Mechelen (
Frans:
Malines)
[1] is een
Belgische stad in de
provincie Antwerpen. De gemeente ligt in het zuiden van deze
Vlaamse provincie, centraal tussen de steden
Antwerpen en
Brussel, aan de rivier de
Dijle. Mechelen telt bijna 84.000 inwoners. Het is naar aantal inwoners de vijfde stad van Vlaanderen en de tweede grootste stad van de provincie, na de stad Antwerpen zelf.
Het is de hoofdplaats van het arrondissement Mechelen en de kies- en gerechtelijke kantons Mechelen, evenals rooms-katholieke hoofdzetel van het aartsbisdom Mechelen-Brussel en van de kerkprovincie België.

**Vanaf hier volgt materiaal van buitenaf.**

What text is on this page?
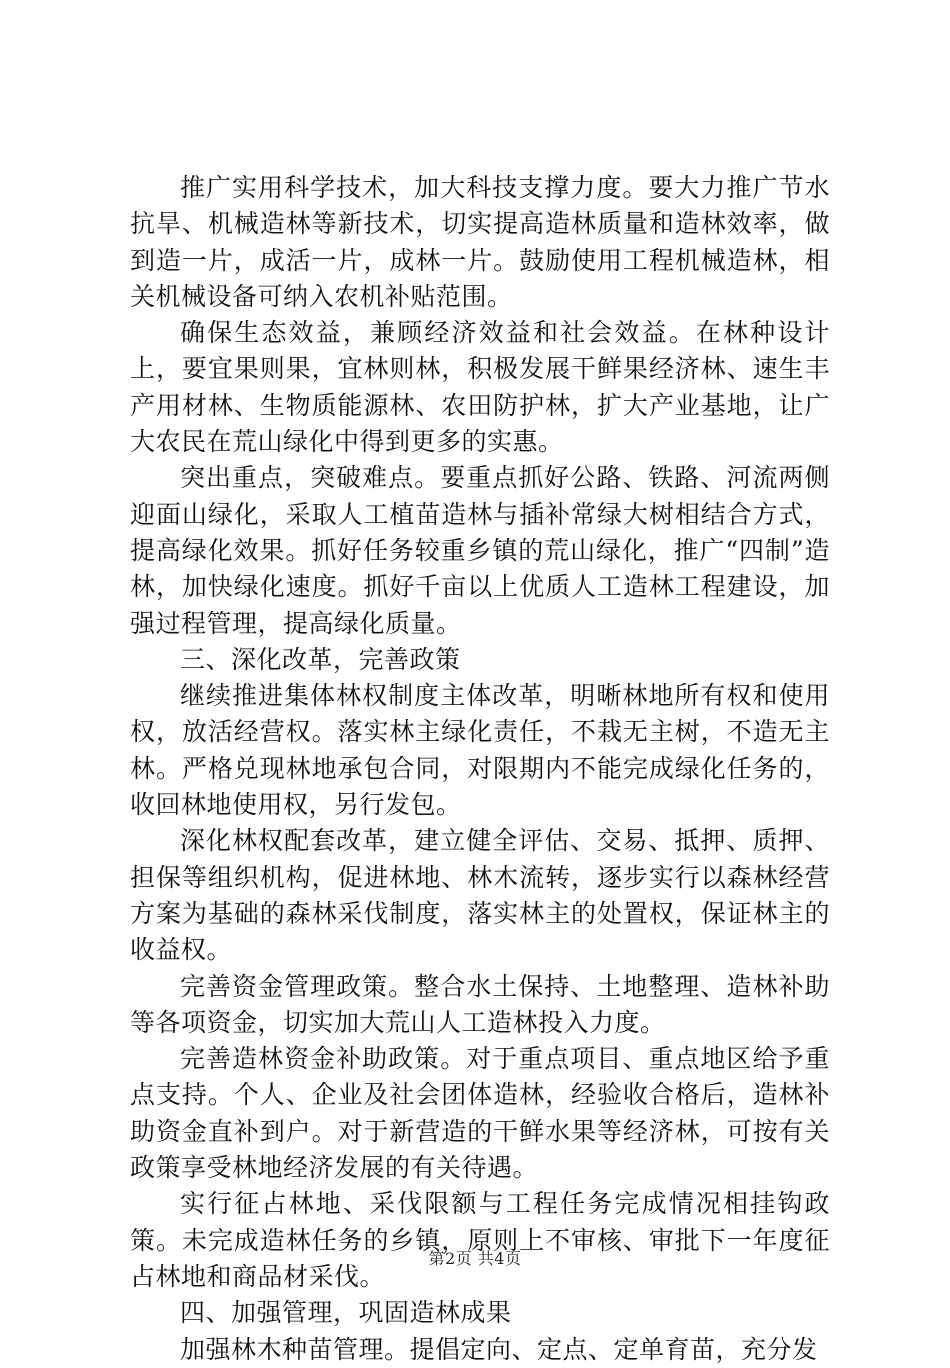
推广实用科学技术，加大科技支撑力度。要大力推广节水抗旱、机械造林等新技术，切实提高造林质量和造林效率，做到造一片，成活一片，成林一片。鼓励使用工程机械造林，相关机械设备可纳入农机补贴范围。

确保生态效益，兼顾经济效益和社会效益。在林种设计上，要宜果则果，宜林则林，积极发展干鲜果经济林、速生丰产用材林、生物质能源林、农田防护林，扩大产业基地，让广大农民在荒山绿化中得到更多的实惠。

突出重点，突破难点。要重点抓好公路、铁路、河流两侧迎面山绿化，采取人工植苗造林与插补常绿大树相结合方式，提高绿化效果。抓好任务较重乡镇的荒山绿化，推广“四制”造林，加快绿化速度。抓好千亩以上优质人工造林工程建设，加强过程管理，提高绿化质量。

三、深化改革，完善政策

继续推进集体林权制度主体改革，明晰林地所有权和使用权，放活经营权。落实林主绿化责任，不栽无主树，不造无主林。严格兑现林地承包合同，对限期内不能完成绿化任务的，收回林地使用权，另行发包。

深化林权配套改革，建立健全评估、交易、抵押、质押、担保等组织机构，促进林地、林木流转，逐步实行以森林经营方案为基础的森林采伐制度，落实林主的处置权，保证林主的收益权。

完善资金管理政策。整合水土保持、土地整理、造林补助等各项资金，切实加大荒山人工造林投入力度。

完善造林资金补助政策。对于重点项目、重点地区给予重点支持。个人、企业及社会团体造林，经验收合格后，造林补助资金直补到户。对于新营造的干鲜水果等经济林，可按有关政策享受林地经济发展的有关待遇。

实行征占林地、采伐限额与工程任务完成情况相挂钩政策。未完成造林任务的乡镇，原则上不审核、审批下一年度征占林地和商品材采伐。

四、加强管理，巩固造林成果

加强林木种苗管理。提倡定向、定点、定单育苗，充分发

第2页 共4页
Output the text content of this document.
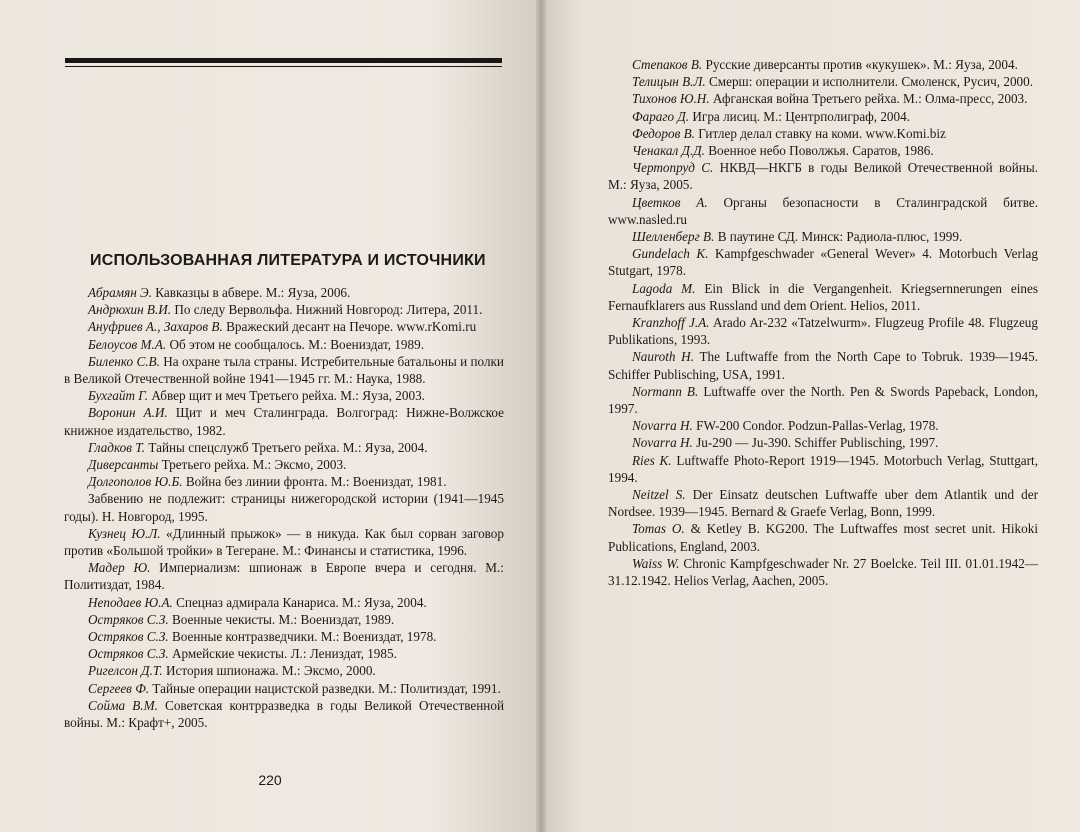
ИСПОЛЬЗОВАННАЯ ЛИТЕРАТУРА И ИСТОЧНИКИ

Абрамян Э. Кавказцы в абвере. М.: Яуза, 2006.

Андрюхин В.И. По следу Вервольфа. Нижний Новгород: Литера, 2011.

Ануфриев А., Захаров В. Вражеский десант на Печоре. www.rKomi.ru

Белоусов М.А. Об этом не сообщалось. М.: Воениздат, 1989.

Биленко С.В. На охране тыла страны. Истребительные батальоны и полки в Великой Отечественной войне 1941—1945 гг. М.: Наука, 1988.

Бухгайт Г. Абвер щит и меч Третьего рейха. М.: Яуза, 2003.

Воронин А.И. Щит и меч Сталинграда. Волгоград: Нижне-Волжское книжное издательство, 1982.

Гладков Т. Тайны спецслужб Третьего рейха. М.: Яуза, 2004.

Диверсанты Третьего рейха. М.: Эксмо, 2003.

Долгополов Ю.Б. Война без линии фронта. М.: Воениздат, 1981.

Забвению не подлежит: страницы нижегородской истории (1941—1945 годы). Н. Новгород, 1995.

Кузнец Ю.Л. «Длинный прыжок» — в никуда. Как был сорван заговор против «Большой тройки» в Тегеране. М.: Финансы и статистика, 1996.

Мадер Ю. Империализм: шпионаж в Европе вчера и сегодня. М.: Политиздат, 1984.

Неподаев Ю.А. Спецназ адмирала Канариса. М.: Яуза, 2004.

Остряков С.З. Военные чекисты. М.: Воениздат, 1989.

Остряков С.З. Военные контразведчики. М.: Воениздат, 1978.

Остряков С.З. Армейские чекисты. Л.: Лениздат, 1985.

Ригелсон Д.Т. История шпионажа. М.: Эксмо, 2000.

Сергеев Ф. Тайные операции нацистской разведки. М.: Политиздат, 1991.

Сойма В.М. Советская контрразведка в годы Великой Отечественной войны. М.: Крафт+, 2005.

220

Степаков В. Русские диверсанты против «кукушек». М.: Яуза, 2004.

Телицын В.Л. Смерш: операции и исполнители. Смоленск, Русич, 2000.

Тихонов Ю.Н. Афганская война Третьего рейха. М.: Олма-пресс, 2003.

Фараго Д. Игра лисиц. М.: Центрполиграф, 2004.

Федоров В. Гитлер делал ставку на коми. www.Komi.biz

Ченакал Д.Д. Военное небо Поволжья. Саратов, 1986.

Чертопруд С. НКВД—НКГБ в годы Великой Отечественной войны. М.: Яуза, 2005.

Цветков А. Органы безопасности в Сталинградской битве. www.nasled.ru

Шелленберг В. В паутине СД. Минск: Радиола-плюс, 1999.

Gundelach K. Kampfgeschwader «General Wever» 4. Motorbuch Verlag Stutgart, 1978.

Lagoda M. Ein Blick in die Vergangenheit. Kriegsernnerungen eines Fernaufklarers aus Russland und dem Orient. Helios, 2011.

Kranzhoff J.A. Arado Ar-232 «Tatzelwurm». Flugzeug Profile 48. Flugzeug Publikations, 1993.

Nauroth H. The Luftwaffe from the North Cape to Tobruk. 1939—1945. Schiffer Publisching, USA, 1991.

Normann B. Luftwaffe over the North. Pen & Swords Papeback, London, 1997.

Novarra H. FW-200 Condor. Podzun-Pallas-Verlag, 1978.

Novarra H. Ju-290 — Ju-390. Schiffer Publisching, 1997.

Ries K. Luftwaffe Photo-Report 1919—1945. Motorbuch Verlag, Stuttgart, 1994.

Neitzel S. Der Einsatz deutschen Luftwaffe uber dem Atlantik und der Nordsee. 1939—1945. Bernard & Graefe Verlag, Bonn, 1999.

Tomas O. & Ketley B. KG200. The Luftwaffes most secret unit. Hikoki Publications, England, 2003.

Waiss W. Chronic Kampfgeschwader Nr. 27 Boelcke. Teil III. 01.01.1942—31.12.1942. Helios Verlag, Aachen, 2005.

Tot 1795 vormde Mechelen het centrum van de kleine zelfstandige Heerlijkheid Mechelen. In dat verband had het gebied dezelfde status als bijvoorbeeld Holland, Zeeland, Vlaanderen en Brabant. Gedurende een korte periode in de 16e eeuw werden de Nederlanden vanuit Mechelen geregeerd. Deze periode heeft bijgedragen tot het uitgebreide kunstbezit en diverse merkwaardige gebouwen. De stad heeft het op een na hoogste aantal beschermde gebouwen van Vlaanderen, waaronder vier UNESCO-vermeldingen.
Mechelen telt naast de stad nog vijf kleinere deelgemeenten, namelijk Heffen, Hombeek, Leest, Muizen en Walem. Walem ligt ten noorden van de stad, aan de Nete. Heffen, Leest en Hombeek liggen ten westen, aan de overkant van de Zenne. Muizen ligt ten zuidoosten, iets verder stroomopwaarts langs de Dijle. De stad kent daarnaast nog verschillende gehuchten en wijken. Het gehucht ten noordwesten van de stad waar de Zenne en het kanaal Leuven-Mechelen samenvloeien met de Dijle heet het Zennegat. Het stad zelf is administratief ingedeeld in de wijken Centrum, Mechelen-Noord, Mechelen-Zuid, Battel (ten westen van de Dijle), Arsenaal en Nekkerspoel in het oosten.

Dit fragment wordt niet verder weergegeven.